Works here too. If by any chance not on Radxa Debian, then on Armbian.
So you have to tell OVPN or Wireguard to use that somehow … Its common Rockchip problem. I would search widely.
So you have to tell OVPN or Wireguard to use that somehow … Its common Rockchip problem. I would search widely.
and this is exactly what I do not understand. When running the tests (first post) in both cases (openssl and openvpn) the hardware crypto is used, because otherwise the numbers would have been much smaller. You can check out this page for reference:
Here the RockPI 4 has one of the highest results, which was the reason I decided to try it. I also have a Rock64 lying around where I also tried to use it as VPN Gateway. The throughput was good, also the VPN speed was what I was expecting, but unfortunately I was not able to make it run stable with Armbian. I faced crashes all the time which is not good for a gateway to the internet But the speed, also with Rockchip hardware, was good enough. So now the question is what is the difference between those two (Rock64 and RockPi 4)?
One more thing that is more than strange: if the RPI is not using hardware crypto and is able to deliver a bandwidth of approx. 7MB/s via VPN, how can it be that the RockPI 4 with a much faster processor is giving approx 2MB/s? It seems to be the case that the bandwidth is limited somewhere else and not by OpenVPN…
I have tried all the available distributions (armbian ubuntu/debian, ubuntu bionic server), in all cases results are the same. I am not able to get the speed above 3MB/s.
Yes, I tried Armbian with kernel 5.4 and 4.4, there is no change in behavior. Searching the net was not successful, I have not found anybody with exact this problem on RockPI 4. There are some posts about general performance tweaks like using a specific and isolated CPU core. I have tried all of them, no success. I have also tried several tweaks in the OpenVPN client configuration file (sndbuf/rcvbuf…) but still no change. That is why I think the limiting factor is not OpenVPN, especially because the crypto tests were showing very promising numbers. Even without hardware crypto RockPI should give higher numbers than a Raspberry PI, but it is not. That is why I was hoping to find a solution in this forum…
thanks for the suggestion but there is no difference in speed with or without the module. I have loaded it manually (modprobe rk_crypto) and added it to /etc/modules (then reboot) and still nothing changed, speed < 2MB/s…
I have done a lot of research already, also on the pages mentioned by you. None of them provided a solution to the problem. Assuming that this is the forum of the RockPI’s vendor, I was hoping to get some more help here, maybe also somebody trying out if the issue is reproducible or simply an issue with only my device…
Yesterday I was playing around with the CPU frequencies and realized that those are throttled. Maybe this is one of the problems… I also realized that RockPI 4 is not supported by Armbian, they have a section in their forums claiming support for this device being still “in development”.

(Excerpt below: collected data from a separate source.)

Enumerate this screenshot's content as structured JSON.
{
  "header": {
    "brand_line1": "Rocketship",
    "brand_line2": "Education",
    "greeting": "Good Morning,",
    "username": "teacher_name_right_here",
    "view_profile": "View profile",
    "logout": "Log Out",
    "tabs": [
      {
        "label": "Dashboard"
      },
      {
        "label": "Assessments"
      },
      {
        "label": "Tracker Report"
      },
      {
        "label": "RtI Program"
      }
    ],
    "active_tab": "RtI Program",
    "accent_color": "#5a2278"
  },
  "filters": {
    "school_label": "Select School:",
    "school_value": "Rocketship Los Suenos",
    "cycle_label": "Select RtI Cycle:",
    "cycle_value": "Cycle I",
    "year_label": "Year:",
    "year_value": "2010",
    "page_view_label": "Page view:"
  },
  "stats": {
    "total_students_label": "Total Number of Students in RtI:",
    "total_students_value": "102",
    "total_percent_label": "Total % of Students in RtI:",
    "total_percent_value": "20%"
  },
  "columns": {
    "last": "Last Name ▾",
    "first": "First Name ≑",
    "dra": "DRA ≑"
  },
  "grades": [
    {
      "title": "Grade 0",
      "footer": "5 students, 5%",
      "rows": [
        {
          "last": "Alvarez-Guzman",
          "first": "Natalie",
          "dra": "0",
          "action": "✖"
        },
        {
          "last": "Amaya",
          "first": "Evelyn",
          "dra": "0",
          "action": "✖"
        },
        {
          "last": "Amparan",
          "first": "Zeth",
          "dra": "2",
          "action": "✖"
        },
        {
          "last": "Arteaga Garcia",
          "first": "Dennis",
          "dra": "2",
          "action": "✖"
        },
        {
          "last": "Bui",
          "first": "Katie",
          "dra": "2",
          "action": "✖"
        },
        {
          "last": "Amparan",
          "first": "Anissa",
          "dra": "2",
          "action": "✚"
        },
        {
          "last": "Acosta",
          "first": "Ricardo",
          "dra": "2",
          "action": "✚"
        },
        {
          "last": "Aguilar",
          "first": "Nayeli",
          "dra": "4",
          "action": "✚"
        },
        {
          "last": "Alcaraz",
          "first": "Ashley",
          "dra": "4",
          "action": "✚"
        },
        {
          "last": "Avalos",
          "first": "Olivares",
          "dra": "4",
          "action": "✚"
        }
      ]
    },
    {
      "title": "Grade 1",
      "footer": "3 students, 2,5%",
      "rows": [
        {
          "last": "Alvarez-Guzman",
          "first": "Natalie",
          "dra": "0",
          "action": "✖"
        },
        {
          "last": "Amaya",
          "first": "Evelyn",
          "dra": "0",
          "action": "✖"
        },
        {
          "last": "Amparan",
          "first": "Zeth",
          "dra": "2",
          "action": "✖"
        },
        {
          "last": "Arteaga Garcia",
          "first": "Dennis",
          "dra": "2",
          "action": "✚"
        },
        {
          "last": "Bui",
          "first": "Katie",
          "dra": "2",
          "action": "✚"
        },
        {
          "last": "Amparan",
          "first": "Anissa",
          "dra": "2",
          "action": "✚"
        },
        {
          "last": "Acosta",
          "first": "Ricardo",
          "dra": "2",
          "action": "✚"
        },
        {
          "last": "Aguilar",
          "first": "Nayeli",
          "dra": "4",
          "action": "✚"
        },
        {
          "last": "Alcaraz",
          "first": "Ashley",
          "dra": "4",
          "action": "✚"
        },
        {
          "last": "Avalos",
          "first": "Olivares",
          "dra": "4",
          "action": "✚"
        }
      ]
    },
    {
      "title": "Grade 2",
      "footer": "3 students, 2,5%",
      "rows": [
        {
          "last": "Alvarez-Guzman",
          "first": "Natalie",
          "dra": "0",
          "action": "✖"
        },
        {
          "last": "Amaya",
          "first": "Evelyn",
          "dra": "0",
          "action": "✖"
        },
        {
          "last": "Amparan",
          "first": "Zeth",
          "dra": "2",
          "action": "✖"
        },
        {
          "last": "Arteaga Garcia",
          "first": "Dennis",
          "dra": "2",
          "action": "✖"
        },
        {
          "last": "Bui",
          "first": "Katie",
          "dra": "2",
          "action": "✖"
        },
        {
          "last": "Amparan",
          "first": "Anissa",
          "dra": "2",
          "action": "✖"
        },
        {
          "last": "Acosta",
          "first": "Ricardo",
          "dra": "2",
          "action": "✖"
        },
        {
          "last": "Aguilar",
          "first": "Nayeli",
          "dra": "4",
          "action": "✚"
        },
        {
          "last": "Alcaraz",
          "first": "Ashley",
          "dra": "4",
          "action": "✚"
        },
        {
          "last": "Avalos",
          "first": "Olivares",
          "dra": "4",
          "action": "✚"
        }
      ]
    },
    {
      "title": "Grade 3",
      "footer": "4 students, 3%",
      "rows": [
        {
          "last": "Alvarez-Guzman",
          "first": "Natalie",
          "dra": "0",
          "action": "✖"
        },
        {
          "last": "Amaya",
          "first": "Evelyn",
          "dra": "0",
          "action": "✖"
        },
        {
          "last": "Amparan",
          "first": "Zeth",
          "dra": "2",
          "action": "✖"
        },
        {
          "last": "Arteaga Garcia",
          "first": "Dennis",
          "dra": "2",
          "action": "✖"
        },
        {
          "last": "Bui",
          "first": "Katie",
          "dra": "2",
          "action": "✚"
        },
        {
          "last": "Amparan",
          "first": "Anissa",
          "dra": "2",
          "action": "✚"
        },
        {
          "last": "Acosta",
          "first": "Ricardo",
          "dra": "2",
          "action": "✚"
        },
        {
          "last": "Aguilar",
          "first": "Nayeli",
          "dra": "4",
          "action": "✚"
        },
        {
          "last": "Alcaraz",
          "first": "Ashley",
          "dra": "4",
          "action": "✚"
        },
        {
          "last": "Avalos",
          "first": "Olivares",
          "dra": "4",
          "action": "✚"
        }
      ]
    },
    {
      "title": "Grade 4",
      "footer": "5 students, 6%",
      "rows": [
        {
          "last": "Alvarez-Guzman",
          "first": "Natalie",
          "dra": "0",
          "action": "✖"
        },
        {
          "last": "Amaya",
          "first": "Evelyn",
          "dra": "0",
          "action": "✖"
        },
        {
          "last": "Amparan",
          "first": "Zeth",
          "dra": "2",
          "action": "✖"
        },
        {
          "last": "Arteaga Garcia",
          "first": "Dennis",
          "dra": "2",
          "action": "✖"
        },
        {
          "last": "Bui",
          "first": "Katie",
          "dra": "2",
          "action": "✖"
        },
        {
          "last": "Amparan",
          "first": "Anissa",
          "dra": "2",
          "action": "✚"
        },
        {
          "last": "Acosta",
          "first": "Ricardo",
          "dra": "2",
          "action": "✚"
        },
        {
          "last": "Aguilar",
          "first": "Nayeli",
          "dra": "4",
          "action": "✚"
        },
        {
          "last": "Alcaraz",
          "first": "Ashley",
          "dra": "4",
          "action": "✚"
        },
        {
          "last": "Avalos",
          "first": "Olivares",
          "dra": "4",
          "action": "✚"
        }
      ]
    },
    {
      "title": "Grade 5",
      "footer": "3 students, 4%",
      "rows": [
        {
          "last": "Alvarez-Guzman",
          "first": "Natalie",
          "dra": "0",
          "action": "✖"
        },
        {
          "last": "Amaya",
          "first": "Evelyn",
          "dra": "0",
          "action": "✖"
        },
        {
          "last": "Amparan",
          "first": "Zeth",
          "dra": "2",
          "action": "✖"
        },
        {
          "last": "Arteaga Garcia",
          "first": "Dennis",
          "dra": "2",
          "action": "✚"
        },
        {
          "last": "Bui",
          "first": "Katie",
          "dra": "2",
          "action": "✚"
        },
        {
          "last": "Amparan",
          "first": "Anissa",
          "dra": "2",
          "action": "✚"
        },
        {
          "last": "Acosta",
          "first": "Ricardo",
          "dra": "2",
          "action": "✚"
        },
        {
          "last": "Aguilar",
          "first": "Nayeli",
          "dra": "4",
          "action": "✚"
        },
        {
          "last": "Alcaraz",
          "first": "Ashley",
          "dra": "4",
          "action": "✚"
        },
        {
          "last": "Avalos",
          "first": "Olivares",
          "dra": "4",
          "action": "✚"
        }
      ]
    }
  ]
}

It seems to me the device itself is not that mature yet…
Probably not, but you can get hints how to approach to the problem. Not everything can be found on the internet just like that. Especially if you are not searching for proper targets.
They are producing a board with RK3399 (or whatever) chip. Hardware crypto functions were developed by Rockchip. If there is a manual, you should look there http://opensource.rock-chips.com/wiki_Linux_SDK
Support for RK3399 is in very good shape, but forums are still in the “Development” areas for no apparent reasons. Its simply due lack of time to moderate forum. Most of users just demand things and give nothing in return (perhaps help on moderating forum).
The problem you have is unrelated to Radxa, Rockchip and Armbian but it is called “VPN with hw supported chippers” which I have no special knowledge and can’t give you better clues.